从直方图可知，用户消费金额，绝大部分呈现集中趋势，大部分用户消费金额在1500以内，小部分异常值干扰了判断。
使用切比雪夫定律（95%的数据位于其平均值+5标准差范围之内）过滤异常值，由3.1的用户消费金额及购买产品数量的描述性统计可知，95%的用户消费金额位于106+5240=1306范围内：

grouped_user.sum().query('order_amount < 1306').order_amount.plot.hist(bins = 20)

<matplotlib.axes._subplots.AxesSubplot at 0x2f09568f748>

用户消费金额分布图2

3.3用户消费次数分布图

# 同上，获取过滤掉极值之后的用户购买产品数量分布：
grouped_user.sum().query('order_products < 100').order_products.plot.hist(bins = 20)

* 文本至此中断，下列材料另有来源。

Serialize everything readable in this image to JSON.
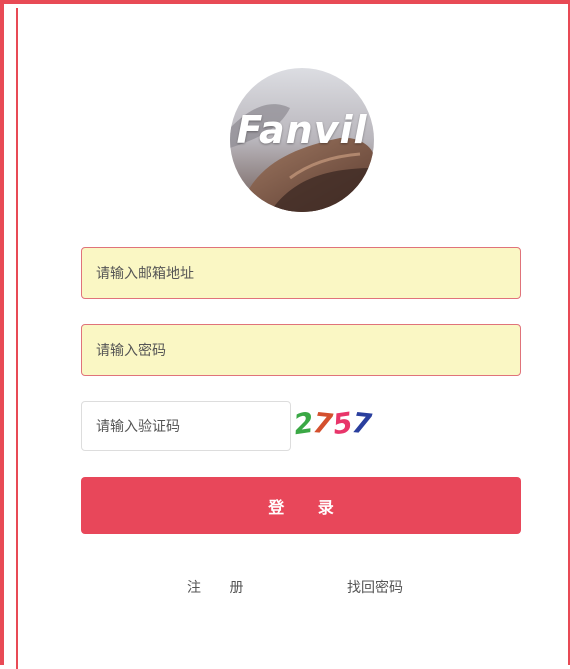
{
  "brand": {
    "logo_text": "Fanvil"
  },
  "form": {
    "email_placeholder": "请输入邮箱地址",
    "password_placeholder": "请输入密码",
    "captcha_placeholder": "请输入验证码",
    "captcha_code": [
      "2",
      "7",
      "5",
      "7"
    ],
    "captcha_colors": [
      "#3aa845",
      "#d4502e",
      "#e8356a",
      "#2a3f9e"
    ],
    "login_label": "登 录"
  },
  "links": {
    "register_label": "注 册",
    "recover_label": "找回密码"
  },
  "colors": {
    "accent": "#e8475a",
    "autofill_bg": "#faf7c4",
    "frame": "#e84a55"
  }
}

<matplotlib.axes._subplots.AxesSubplot at 0x2f0934cbf60>

用户消费次数分布图

可以看出，大部分用户仅购买了1-5张CD，整体购买数量和消费金额成指数下降趋势。

3.4 用户累计消费金额占比

user_cumsum = grouped_user.sum().sort_values('order_amount').apply(lambda x: x.cumsum()/x.sum())
user_cumsum.reset_index().order_amount.plot()

<matplotlib.axes._subplots.AxesSubplot at 0x2f08efb5908>

用户累计消费金额占比

按用户消费金额进行升序排列，50%的用户仅贡献了约15%的消费额，消费金额排名靠前的20%用户贡献了60%的消费额。

四、用户消费行为分析

4.1用户第一次消费

备注：首购是一个比较重要的维度，它和渠道等息息相关，尤其是客单价比较高用户留存率又比较低的行业，可以通过首购分析第一次购买的用户渠道，然后拓展出运营的方式。
通过对用户第一次购买时间最小值的统计获取用户首购时间分布情况：

grouped_user.min().order_dt.value_counts().plot()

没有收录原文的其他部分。